New York Times
October 5, 2005
I hope President Bush doesn't have any more office wives tucked away in the White House.
There are only so many supremely powerful jobs to give to women who are not qualified to get them.
The West Wing is a parallel universe to TV's Wisteria Lane: instead of self-indulgent desperate housewives wary of sexy nannies, there are self-sacrificing, buttoned-up nannies serving as adoring work wives, catering to W.'s every political, legal and ego-affirming need.
Maybe it's because his mom was not adoring enough, but more tart and prickly, even telling her son, the president, not to put his feet up on her coffee table. Or maybe it's because, as his wife says, his kinship with his mom gives him a desire to be around strong, "very natural" women. But W. loves being surrounded by tough women who steadfastly devote their entire lives to doting on him, like the vestal virgins guarding the sacred fire, serving as custodians for his values and watchdogs for his reputation.
First he elevated Condi Rice to secretary of state, even though she had bungled her job as national security adviser, failing to bring a sense of urgency to warnings about terrorism aimed at America before 9/11, and acting more as an enabler than honest broker in the push to invade Iraq.
But what were these limitations, considering the time the workaholic bachelorette logged at W.'s side in Crawford and Camp David, coaching him on foreign affairs, talking sports with him, exercising with him, making him feel like the most thoughtful, farsighted he-man in the world?
Then he elevated his longtime aide, speechwriter, memoir ghostwriter and cheerleader Karen Hughes to undersecretary of state for public diplomacy, even though it is exceedingly hard for the 6-foot Texan to try and spin a billion Muslims whom she doesn't understand the first thing about.
But who cares about her lack of expertise in such a critical job, as long as the workaholic loyalist continues to make her old boss feel like the most thoughtful, farsighted he-man in the world?

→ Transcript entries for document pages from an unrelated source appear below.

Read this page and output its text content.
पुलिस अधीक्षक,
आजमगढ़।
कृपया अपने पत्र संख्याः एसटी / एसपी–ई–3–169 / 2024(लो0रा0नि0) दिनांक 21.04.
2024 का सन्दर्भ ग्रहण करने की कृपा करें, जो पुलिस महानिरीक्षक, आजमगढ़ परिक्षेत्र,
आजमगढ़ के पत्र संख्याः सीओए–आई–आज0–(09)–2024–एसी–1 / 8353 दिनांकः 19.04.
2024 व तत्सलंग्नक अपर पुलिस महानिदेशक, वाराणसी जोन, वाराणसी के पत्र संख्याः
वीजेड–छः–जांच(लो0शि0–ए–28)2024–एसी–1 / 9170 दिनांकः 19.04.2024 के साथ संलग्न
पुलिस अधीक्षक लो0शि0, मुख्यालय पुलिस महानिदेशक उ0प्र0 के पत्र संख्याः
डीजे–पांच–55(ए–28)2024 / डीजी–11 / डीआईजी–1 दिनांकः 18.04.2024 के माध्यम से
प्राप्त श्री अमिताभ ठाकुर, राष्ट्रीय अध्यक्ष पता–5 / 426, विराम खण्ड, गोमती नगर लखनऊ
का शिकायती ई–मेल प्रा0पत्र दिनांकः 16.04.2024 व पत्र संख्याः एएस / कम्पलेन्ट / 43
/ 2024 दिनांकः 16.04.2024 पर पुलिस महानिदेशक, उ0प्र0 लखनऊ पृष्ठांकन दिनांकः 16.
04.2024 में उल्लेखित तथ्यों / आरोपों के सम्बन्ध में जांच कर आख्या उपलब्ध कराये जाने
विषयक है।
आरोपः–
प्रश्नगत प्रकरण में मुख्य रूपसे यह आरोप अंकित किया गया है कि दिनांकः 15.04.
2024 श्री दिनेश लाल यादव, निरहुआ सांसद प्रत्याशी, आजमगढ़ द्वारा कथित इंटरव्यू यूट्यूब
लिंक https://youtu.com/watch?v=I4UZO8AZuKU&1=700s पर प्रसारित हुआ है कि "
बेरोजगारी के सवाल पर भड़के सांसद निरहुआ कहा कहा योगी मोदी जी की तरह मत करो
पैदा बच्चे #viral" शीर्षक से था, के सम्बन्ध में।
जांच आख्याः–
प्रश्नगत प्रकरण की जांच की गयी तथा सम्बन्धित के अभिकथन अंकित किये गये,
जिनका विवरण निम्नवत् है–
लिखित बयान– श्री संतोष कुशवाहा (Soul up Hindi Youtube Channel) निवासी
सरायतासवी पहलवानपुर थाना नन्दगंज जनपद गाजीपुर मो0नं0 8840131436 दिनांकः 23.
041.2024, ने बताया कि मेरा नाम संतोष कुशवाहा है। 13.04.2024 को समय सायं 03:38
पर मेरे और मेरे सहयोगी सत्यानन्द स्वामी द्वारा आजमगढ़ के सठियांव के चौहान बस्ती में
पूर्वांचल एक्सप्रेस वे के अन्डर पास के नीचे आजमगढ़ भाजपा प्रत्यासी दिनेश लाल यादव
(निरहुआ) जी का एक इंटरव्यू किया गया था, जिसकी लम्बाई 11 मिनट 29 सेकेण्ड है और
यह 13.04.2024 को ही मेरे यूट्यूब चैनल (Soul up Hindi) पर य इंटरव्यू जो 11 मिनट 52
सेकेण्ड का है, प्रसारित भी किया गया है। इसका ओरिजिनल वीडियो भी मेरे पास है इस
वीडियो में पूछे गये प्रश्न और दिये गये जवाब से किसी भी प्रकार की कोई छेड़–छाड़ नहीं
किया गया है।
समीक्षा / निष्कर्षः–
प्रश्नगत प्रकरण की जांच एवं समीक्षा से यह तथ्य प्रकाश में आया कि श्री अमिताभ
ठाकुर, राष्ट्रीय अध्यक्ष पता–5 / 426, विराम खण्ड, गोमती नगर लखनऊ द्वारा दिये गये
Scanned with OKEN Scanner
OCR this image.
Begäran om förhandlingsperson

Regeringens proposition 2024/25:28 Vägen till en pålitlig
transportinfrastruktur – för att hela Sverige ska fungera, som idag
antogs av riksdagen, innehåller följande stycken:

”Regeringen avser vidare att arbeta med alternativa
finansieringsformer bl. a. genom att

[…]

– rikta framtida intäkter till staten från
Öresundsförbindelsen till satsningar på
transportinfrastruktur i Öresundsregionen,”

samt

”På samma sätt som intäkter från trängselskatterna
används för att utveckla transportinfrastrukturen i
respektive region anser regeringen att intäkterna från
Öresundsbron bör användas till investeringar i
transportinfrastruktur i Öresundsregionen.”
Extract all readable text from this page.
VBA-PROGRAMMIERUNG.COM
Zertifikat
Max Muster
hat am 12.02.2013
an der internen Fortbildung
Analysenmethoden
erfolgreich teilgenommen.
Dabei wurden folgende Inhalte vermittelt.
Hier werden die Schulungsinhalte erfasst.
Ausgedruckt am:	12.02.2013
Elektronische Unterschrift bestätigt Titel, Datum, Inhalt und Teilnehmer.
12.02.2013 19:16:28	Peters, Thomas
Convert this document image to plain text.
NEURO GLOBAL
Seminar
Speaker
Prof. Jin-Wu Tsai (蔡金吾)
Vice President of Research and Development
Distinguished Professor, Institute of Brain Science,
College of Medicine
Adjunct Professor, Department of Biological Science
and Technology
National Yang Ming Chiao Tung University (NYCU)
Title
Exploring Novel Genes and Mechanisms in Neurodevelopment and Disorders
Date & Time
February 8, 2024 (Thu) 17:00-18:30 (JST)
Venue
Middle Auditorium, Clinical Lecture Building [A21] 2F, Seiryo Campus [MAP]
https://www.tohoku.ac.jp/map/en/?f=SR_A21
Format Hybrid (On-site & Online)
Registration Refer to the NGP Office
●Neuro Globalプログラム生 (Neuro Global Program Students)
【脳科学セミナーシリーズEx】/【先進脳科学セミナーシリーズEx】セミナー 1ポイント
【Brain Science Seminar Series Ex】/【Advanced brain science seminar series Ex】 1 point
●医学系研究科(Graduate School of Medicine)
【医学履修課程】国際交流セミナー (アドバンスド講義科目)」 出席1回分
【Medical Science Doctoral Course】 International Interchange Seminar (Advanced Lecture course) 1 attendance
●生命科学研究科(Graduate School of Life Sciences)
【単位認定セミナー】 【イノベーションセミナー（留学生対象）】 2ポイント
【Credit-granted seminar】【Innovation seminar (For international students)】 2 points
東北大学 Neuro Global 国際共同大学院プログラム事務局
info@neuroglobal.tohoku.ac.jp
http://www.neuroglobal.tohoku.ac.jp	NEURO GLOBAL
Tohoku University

And now he has nominated his White House counsel and former personal lawyer, Harriet Miers, to a crucial swing spot on the Supreme Court. The stolid Texan, called "Harry" by some old friends, is a bachelorette who was known for working long hours, sometimes 16-hour days, and was a frequent guest at Camp David and the Crawford ranch, where she helped W. clear brush.
Like Ms. Hughes and Laura Bush, she's a graduate of Southern Methodist, and she has always been there for W. In 1998, during his re-election race for governor, Harry handled the first questions about whether Mr. Bush had received favorable treatment to get into the Texas Air National Guard to avoid the draft. Though the former Democrat once gave a grand to Al Gore in '88, she passed the loyalty test for W. during the Bush v. Gore standoff in 2000, when she recruited conservative lawyers to work for the Bush scion in Tallahassee.
But who cares whether she has no judicial experience, and that no one knows what she believes or how she would rule from a bench she's never been behind, as long as the reason her views are so mysterious is that she's subordinated them to W.'s, making him feel like the most thoughtful, farsighted he-man in the world?
David Frum, the former White House speechwriter and conservative commentator, reported on his blog that Ms. Miers once told him that W. was the most brilliant man she knew.
Bushie and Harriet share the same born-again Christian faith, which they came to in midlife, deciding to adopt Jesus Christ as their saviors. The Washington Post reported that she tithes to the Valley View Christian Church in Dallas, "where antiabortion literature is sometimes distributed and tapes from the conservative group Focus on the Family are sometimes screened," and where, when she returns, Ms. Miers asks well-wishers to pray for her and the president.
Born Catholic, she switched to evangelical Christianity in her mid-30's and began to identify more with the Republicans than the Democrats, The Times reports today; she joined the missions committee of her church, which opposed legalized abortion, and one former political associate said that Ms. Miers told her she had been in favor of a woman's right to have an abortion when she was younger, but that her views hardened against abortion once she became born again.
W. is asking for a triple leap of faith. He has faith in Ms. Miers as his lawyer and as a woman who shares his faith. And we're expected to have faith in his faith and her faith, and her opinions that derive from her faith that could change the balance of the court and affect women's rights for the next generation.
That's a little bit too much faith, isn't it?